第一話 一番近くて、一番遠い特等席
放課後、夕暮れが差し込む図書室の片隅。
静寂の中に、カチ、カチと時計の音だけが響いている。
僕の隅では、葵がノートを枕にして、心地よさそうな寝息を立てていた。
「……また寝てる」
僕は手に持っていたシャーペンを置き、そっと隣を盗み見る。
クラスではいつも中心にいて、冗談を言っては笑っている葵。しっかり者で、みんなの悩みを聞いて回るような彼女が、僕の前だけでは見せる「充電切れ」の姿だ。
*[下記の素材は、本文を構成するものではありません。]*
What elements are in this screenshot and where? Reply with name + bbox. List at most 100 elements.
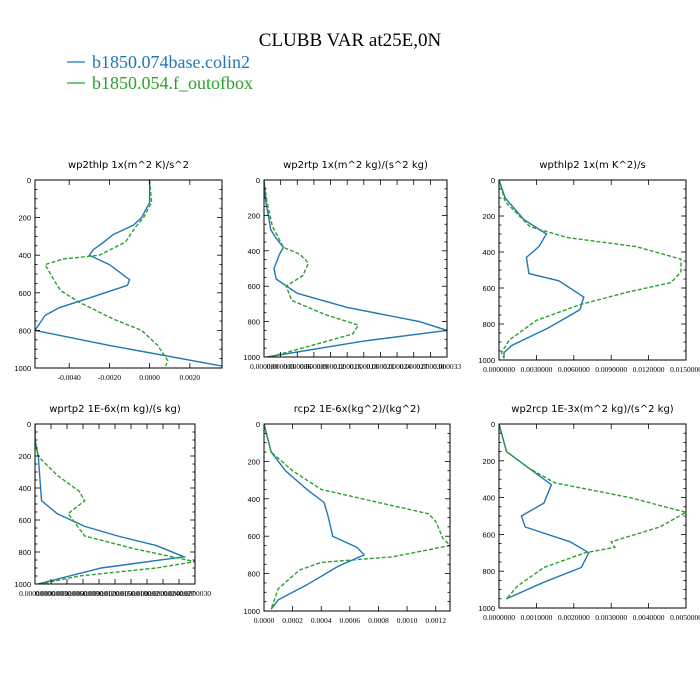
- y-tick-label: 600: [247, 282, 260, 291]
- x-tick-label: 0.0040000: [633, 613, 665, 622]
- y-tick-label: 0: [491, 420, 495, 429]
- x-tick-label: 0.0000012: [83, 589, 115, 598]
- x-tick-label: 0.0006: [340, 616, 361, 625]
- panels: wp2thlp 1x(m^2 K)/s^2 0 200 400 600 800 1000 -0…: [14, 160, 700, 625]
- series-line-outofbox: [264, 424, 450, 610]
- x-tick-label: 0.0000: [254, 616, 275, 625]
- plot-frame: [498, 179, 687, 361]
- plot-frame: [498, 423, 687, 609]
- y-tick-label: 1000: [478, 604, 495, 613]
- x-tick-label: 0.0010: [397, 616, 418, 625]
- x-tick-label: 0.0000003: [35, 589, 67, 598]
- figure-title: CLUBB VAR at25E,0N: [259, 30, 442, 51]
- y-tick-label: 600: [482, 530, 495, 539]
- plot-frame: [263, 179, 448, 358]
- y-tick-label: 600: [482, 284, 495, 293]
- x-tick-label: 0.0000027: [163, 589, 195, 598]
- y-tick-label: 600: [18, 516, 31, 525]
- x-tick-label: 0.0000021: [131, 589, 163, 598]
- y-tick-label: 800: [247, 318, 260, 327]
- x-tick-label: 0.000012: [316, 362, 344, 371]
- legend-label-base: b1850.074base.colin2: [92, 52, 250, 72]
- x-tick-label: 0.000009: [300, 362, 328, 371]
- y-tick-label: 0: [27, 420, 31, 429]
- legend-label-outofbox: b1850.054.f_outofbox: [92, 73, 253, 93]
- y-tick-label: 1000: [243, 607, 260, 616]
- y-tick-label: 600: [247, 532, 260, 541]
- y-tick-label: 400: [18, 484, 31, 493]
- panel-wprtp2: wprtp2 1E-6x(m kg)/(s kg) 0 200 400 600 800 10…: [14, 404, 211, 598]
- y-tick-label: 0: [256, 420, 260, 429]
- panel-wp2rcp: wp2rcp 1E-3x(m^2 kg)/(s^2 kg) 0 200 400 600 8…: [478, 404, 700, 622]
- x-tick-label: 0.0000018: [115, 589, 147, 598]
- x-tick-label: 0.000027: [400, 362, 428, 371]
- series-line-outofbox: [35, 424, 195, 584]
- x-tick-label: 0.0008: [368, 616, 389, 625]
- y-tick-label: 400: [18, 251, 31, 260]
- x-tick-label: 0.0090000: [595, 365, 627, 374]
- y-tick-label: 200: [482, 212, 495, 221]
- x-tick-label: 0.0000009: [67, 589, 99, 598]
- x-tick-label: 0.000006: [283, 362, 311, 371]
- x-tick-label: 0.0020: [180, 373, 201, 382]
- plot-frame: [263, 423, 451, 612]
- panel-title-wp2rtp: wp2rtp 1x(m^2 kg)/(s^2 kg): [283, 160, 428, 171]
- x-tick-label: 0.0010000: [520, 613, 552, 622]
- x-tick-label: 0.0000024: [147, 589, 179, 598]
- series-line-outofbox: [499, 424, 686, 600]
- y-tick-label: 400: [482, 494, 495, 503]
- y-tick-label: 400: [482, 248, 495, 257]
- x-tick-label: -0.0040: [58, 373, 81, 382]
- x-tick-label: 0.0012: [425, 616, 446, 625]
- x-tick-label: -0.0020: [98, 373, 121, 382]
- series-line-outofbox: [264, 180, 360, 357]
- y-tick-label: 800: [247, 570, 260, 579]
- y-tick-label: 0: [256, 176, 260, 185]
- x-tick-label: 0.0000006: [51, 589, 83, 598]
- x-tick-label: 0.000021: [366, 362, 394, 371]
- x-tick-label: 0.0000000: [483, 613, 515, 622]
- panel-rcp2: rcp2 1E-6x(kg^2)/(kg^2) 0 200 400 600 800 1000…: [243, 404, 451, 625]
- y-tick-label: 200: [18, 214, 31, 223]
- series-line-base: [264, 424, 366, 610]
- x-tick-label: 0.0120000: [633, 365, 665, 374]
- y-tick-label: 400: [247, 247, 260, 256]
- y-tick-label: 1000: [14, 580, 31, 589]
- panel-wp2thlp: wp2thlp 1x(m^2 K)/s^2 0 200 400 600 800 1000 -0…: [14, 160, 223, 382]
- x-tick-label: 0.0004: [311, 616, 332, 625]
- series-line-base: [35, 180, 222, 367]
- y-tick-label: 600: [18, 289, 31, 298]
- y-tick-label: 200: [18, 452, 31, 461]
- panel-title-wp2rcp: wp2rcp 1E-3x(m^2 kg)/(s^2 kg): [511, 404, 674, 415]
- panel-wpthlp2: wpthlp2 1x(m K^2)/s020040060080010000.00…: [478, 160, 700, 374]
- series-line-base: [264, 180, 447, 357]
- panel-wp2rtp: wp2rtp 1x(m^2 kg)/(s^2 kg) 0 200 400 600 800 1…: [243, 160, 461, 371]
- y-tick-label: 0: [27, 176, 31, 185]
- x-tick-label: 0.0030000: [595, 613, 627, 622]
- x-tick-label: 0.0050000: [670, 613, 700, 622]
- x-tick-label: 0.0000000: [19, 589, 51, 598]
- x-tick-label: 0.000003: [267, 362, 295, 371]
- plot-frame: [34, 179, 223, 369]
- x-tick-label: 0.0000015: [99, 589, 131, 598]
- x-tick-label: 0.0002: [282, 616, 303, 625]
- series-line-outofbox: [499, 180, 682, 359]
- y-tick-label: 1000: [478, 356, 495, 365]
- panel-title-wprtp2: wprtp2 1E-6x(m kg)/(s kg): [49, 404, 181, 415]
- x-tick-label: 0.0000000: [483, 365, 515, 374]
- series-line-base: [499, 180, 585, 359]
- x-tick-label: 0.0020000: [558, 613, 590, 622]
- y-tick-label: 400: [247, 495, 260, 504]
- panel-title-wp2thlp: wp2thlp 1x(m^2 K)/s^2: [68, 160, 189, 171]
- x-tick-label: 0.000015: [333, 362, 361, 371]
- legend: b1850.074base.colin2 b1850.054.f_outofbo…: [67, 52, 253, 93]
- y-tick-label: 1000: [243, 353, 260, 362]
- series-line-base: [35, 424, 187, 584]
- y-tick-label: 0: [491, 176, 495, 185]
- panel-title-wpthlp2: wpthlp2 1x(m K^2)/s: [539, 160, 645, 171]
- x-tick-label: 0.000033: [433, 362, 461, 371]
- y-tick-label: 1000: [14, 364, 31, 373]
- y-tick-label: 800: [482, 320, 495, 329]
- x-tick-label: 0.0000: [139, 373, 160, 382]
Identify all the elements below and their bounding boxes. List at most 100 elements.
さっきまで「もう、今回の古典まじで意味不明!」と、僕にだけ向ける情けない顔で愚痴をこぼしていたのに。
乱れた前髪から覗く、幼い寝顔。
無防備に投げ出されたその手。
この姿を知っているのは、世界中で僕だけだ。
それは僕にとっての埃であり、同時に、心臓の奥を締め付けるような「呪い」でもある。
ふと、葵が寝返りを打ち、僕の方を向いた。
「……ん……わたる……」
名前を呼ばれ、僕の心臓が大きく跳ねた。
でも、彼女の眼は開かない。呼吸をすることと同じくらい自然で、そして……「特別な意味を持たない」ことなのかもしれない。
彼女が僕に吐く弱音。
彼女が僕に見せる涙。
彼女が僕にだけ許す、この至近距離。
それは全部、僕が『親友』という安全なカテゴリーに分類されているからこそ許されている特権だ。
もし、この境界線を一歩でも踏み越えてしまったら。
「好きだ」と伝えて、今のこの穏やかな寝顔を奪ってしまったら。
そう考えると、指先ひとつ動かせなくなる。
「……ずるいよ、葵」
僕は小さく呟き、彼女へ触れる代わりに、窓から差し込む夕日に目を細めた。
『安心するんだよね』
いつか彼女が言った、その言葉が僕をこの場所から動けさなくさせる。
一番近くにいるのに、彼女の心の一番深い場所には、一生届かないような気がしていた。
葵のまつ毛が、かすかに震える。
僕は慌ててノートを開き、何でもないような顔をして、読みかけの教科書に目を落とした。
「……ん、航?私、寝てた?」
目をこすりながら起き上がる彼女に、僕はいつも通りの、最高に平熱な声で答える。
「ああ。ヨダレ垂らしてたぞ」
「嘘っ!?最悪!なんで起こしてくれないのよー!」
笑い合う僕たちの間に流れる、完璧な「親友」の時間。
この空気が壊れないように、僕は今日も、自分の心に鍵をかける。